Current work in wildlife, rivers, public lands, and climate
Federal grazing program causes extensive damage to public lands, shouldn’t count toward 30×30 goals
Currently, non-native livestock grazing is authorized on approximately 250 million acres of public lands administered by the U.S Forest Service and Bureau of Land Management. Private livestock corporations pay just $1.35 per month to graze a cow-calf pair, or five sheep, on these federal public lands. The grazing comes at a tremendous cost to wildlife habitat, threatened and endangered species, and clean water. According to Public Employees for Environmental Responsibility, the federal grazing program causes extensive damage from excessive commercial livestock grazing on public lands and many areas open for livestock grazing fail to meet the federal government’s standards for rangeland health.

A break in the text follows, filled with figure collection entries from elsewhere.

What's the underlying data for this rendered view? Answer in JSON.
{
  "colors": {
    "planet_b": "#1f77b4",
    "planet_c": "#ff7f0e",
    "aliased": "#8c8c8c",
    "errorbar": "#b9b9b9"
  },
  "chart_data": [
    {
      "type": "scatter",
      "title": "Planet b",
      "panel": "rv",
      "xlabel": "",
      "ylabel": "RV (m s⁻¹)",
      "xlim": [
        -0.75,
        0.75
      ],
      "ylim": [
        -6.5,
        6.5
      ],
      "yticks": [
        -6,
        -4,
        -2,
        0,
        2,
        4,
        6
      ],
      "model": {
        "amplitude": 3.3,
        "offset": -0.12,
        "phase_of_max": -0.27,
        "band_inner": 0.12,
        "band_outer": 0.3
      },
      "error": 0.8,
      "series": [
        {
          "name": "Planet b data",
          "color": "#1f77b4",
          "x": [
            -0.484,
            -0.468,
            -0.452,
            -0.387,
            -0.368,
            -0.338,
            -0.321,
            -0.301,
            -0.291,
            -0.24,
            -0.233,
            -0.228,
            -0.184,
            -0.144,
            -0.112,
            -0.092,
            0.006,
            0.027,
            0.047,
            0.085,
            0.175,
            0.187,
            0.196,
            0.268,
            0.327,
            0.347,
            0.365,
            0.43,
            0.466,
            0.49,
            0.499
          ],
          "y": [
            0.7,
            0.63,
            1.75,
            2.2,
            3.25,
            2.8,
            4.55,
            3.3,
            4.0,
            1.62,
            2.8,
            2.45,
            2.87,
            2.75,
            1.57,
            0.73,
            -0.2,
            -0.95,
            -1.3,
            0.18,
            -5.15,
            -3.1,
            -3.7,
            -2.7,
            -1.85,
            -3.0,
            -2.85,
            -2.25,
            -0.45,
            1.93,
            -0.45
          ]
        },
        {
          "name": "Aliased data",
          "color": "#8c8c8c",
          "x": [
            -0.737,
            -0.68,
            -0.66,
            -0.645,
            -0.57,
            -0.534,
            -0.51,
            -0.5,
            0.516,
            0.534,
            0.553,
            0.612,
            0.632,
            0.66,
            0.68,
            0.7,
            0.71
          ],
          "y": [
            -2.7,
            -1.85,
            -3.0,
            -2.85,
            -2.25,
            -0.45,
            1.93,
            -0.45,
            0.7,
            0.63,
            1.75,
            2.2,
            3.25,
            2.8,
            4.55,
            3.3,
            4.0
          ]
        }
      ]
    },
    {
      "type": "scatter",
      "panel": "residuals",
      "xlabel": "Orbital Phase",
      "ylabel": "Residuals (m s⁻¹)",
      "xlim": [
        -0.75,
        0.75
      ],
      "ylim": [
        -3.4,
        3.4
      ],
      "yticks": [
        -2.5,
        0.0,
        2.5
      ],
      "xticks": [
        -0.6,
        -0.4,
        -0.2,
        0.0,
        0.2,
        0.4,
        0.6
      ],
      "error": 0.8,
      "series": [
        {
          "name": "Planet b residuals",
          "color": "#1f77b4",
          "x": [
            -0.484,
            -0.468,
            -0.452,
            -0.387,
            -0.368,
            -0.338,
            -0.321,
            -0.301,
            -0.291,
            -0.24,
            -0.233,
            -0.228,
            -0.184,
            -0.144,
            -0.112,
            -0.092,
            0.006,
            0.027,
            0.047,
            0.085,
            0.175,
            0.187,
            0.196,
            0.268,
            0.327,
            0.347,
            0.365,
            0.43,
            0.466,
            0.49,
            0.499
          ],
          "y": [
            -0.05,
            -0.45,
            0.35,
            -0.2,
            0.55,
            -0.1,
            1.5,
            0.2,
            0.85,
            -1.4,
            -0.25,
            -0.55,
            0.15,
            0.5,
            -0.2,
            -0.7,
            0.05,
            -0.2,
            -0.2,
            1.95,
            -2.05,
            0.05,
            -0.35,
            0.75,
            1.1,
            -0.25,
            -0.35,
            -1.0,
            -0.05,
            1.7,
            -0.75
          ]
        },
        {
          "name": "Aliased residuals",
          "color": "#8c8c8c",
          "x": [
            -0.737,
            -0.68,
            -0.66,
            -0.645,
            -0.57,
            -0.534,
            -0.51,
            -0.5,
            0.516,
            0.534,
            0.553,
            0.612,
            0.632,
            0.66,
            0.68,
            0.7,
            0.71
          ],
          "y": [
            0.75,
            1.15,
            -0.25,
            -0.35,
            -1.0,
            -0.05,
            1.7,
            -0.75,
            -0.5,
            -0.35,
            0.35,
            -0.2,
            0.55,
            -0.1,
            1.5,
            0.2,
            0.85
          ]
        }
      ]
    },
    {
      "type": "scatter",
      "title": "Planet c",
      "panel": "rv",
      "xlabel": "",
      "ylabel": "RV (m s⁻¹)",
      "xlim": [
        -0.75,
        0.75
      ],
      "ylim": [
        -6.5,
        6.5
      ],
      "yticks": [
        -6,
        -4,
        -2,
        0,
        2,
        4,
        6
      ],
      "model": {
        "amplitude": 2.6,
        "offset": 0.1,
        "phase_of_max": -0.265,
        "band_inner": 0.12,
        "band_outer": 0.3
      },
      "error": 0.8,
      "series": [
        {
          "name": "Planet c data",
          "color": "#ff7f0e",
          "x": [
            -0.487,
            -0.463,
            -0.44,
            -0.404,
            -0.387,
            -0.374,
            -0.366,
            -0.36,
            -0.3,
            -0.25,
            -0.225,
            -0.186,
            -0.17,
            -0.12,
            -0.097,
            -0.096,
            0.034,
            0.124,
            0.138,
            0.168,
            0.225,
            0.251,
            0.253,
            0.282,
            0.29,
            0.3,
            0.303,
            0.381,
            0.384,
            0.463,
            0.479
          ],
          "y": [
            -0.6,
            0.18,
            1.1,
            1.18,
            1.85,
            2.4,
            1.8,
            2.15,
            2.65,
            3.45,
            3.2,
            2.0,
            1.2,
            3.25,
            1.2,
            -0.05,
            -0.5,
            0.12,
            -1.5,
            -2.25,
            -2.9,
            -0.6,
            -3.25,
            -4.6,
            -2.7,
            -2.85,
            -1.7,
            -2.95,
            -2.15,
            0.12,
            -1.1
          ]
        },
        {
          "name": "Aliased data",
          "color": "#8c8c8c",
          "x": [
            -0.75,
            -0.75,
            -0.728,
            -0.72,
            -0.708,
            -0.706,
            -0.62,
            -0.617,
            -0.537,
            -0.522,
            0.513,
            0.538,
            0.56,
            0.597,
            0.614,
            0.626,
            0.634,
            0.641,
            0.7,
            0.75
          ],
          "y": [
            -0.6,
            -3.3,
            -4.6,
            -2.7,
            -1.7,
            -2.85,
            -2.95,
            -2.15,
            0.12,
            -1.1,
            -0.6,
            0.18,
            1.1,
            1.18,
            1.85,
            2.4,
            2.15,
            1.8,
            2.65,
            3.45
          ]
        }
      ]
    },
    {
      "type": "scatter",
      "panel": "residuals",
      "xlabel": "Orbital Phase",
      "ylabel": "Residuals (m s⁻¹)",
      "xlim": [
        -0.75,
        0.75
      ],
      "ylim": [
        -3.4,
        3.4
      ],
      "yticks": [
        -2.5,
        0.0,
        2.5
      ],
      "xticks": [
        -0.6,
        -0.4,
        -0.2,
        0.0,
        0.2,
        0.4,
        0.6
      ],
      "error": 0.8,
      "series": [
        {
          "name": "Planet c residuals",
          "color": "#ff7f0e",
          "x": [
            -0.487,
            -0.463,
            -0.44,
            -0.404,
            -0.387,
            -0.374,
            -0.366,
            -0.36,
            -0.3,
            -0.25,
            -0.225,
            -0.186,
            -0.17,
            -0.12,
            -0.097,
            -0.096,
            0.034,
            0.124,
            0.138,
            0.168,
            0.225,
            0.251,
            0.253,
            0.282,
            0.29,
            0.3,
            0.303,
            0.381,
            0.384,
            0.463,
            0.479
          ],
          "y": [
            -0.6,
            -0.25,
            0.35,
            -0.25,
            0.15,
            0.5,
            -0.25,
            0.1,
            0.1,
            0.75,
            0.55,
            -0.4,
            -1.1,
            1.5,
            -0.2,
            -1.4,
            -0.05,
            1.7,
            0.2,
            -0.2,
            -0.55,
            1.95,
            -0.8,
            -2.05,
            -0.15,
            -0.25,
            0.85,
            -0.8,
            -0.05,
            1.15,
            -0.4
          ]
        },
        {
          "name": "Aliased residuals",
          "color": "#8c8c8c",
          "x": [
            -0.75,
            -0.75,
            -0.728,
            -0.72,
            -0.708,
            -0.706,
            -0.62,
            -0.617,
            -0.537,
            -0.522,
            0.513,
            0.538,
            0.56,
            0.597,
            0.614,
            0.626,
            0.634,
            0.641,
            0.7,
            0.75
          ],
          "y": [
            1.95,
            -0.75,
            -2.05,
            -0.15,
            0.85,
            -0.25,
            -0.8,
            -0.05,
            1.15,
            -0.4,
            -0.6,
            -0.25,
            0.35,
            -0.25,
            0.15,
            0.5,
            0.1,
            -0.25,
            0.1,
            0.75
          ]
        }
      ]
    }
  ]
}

In response, WildEarth Guardians’ Executive Director John Horning issued the following statement:
“The purpose of the 30×30 ‘America the Beautiful’ Initiative is to increase durable protections that enhance the protection of biodiversity and ensure the resilience of ecosystems. But the proposal by the Interior and Agriculture departments to count status quo livestock grazing toward meeting this goal would make America no more beautiful. In fact, it would undermine the credibility of this critical initiative to protect at least 30% of America’s lands and waters by 2030 to address the biodiversity crisis. Livestock grazing is a threat to biodiversity and a contributor to the climate crisis—it’s an absolute farce for the Biden administration to be including grazed public lands as a contributor to critical 30×30 conservation goals.
When President Biden included the goal of protecting 30% of our nation’s land and waters by 2030 in executive orders to confront the climate crisis, he did so with the recognition that meeting the goal was needed to address the climate and biodiversity crises. Unfortunately, lowering the bar and allowing public lands that are grazed by livestock, or are compromised by other extractive uses, to meet the 30×30 goal doesn’t meet the bold vision of this initiative—it hollows-out its true purpose.
Meeting the bold vision of protecting 30% of our lands and waters by 2030 won’t be easy. It will require working together and forming new partnerships. However, it will also require the bold leadership of the Biden administration and the federal land management agencies to enact deeper protections of America’s public lands. We’re in a climate emergency and a biodiversity crisis and status quo actions aren’t sufficient to address this emergency.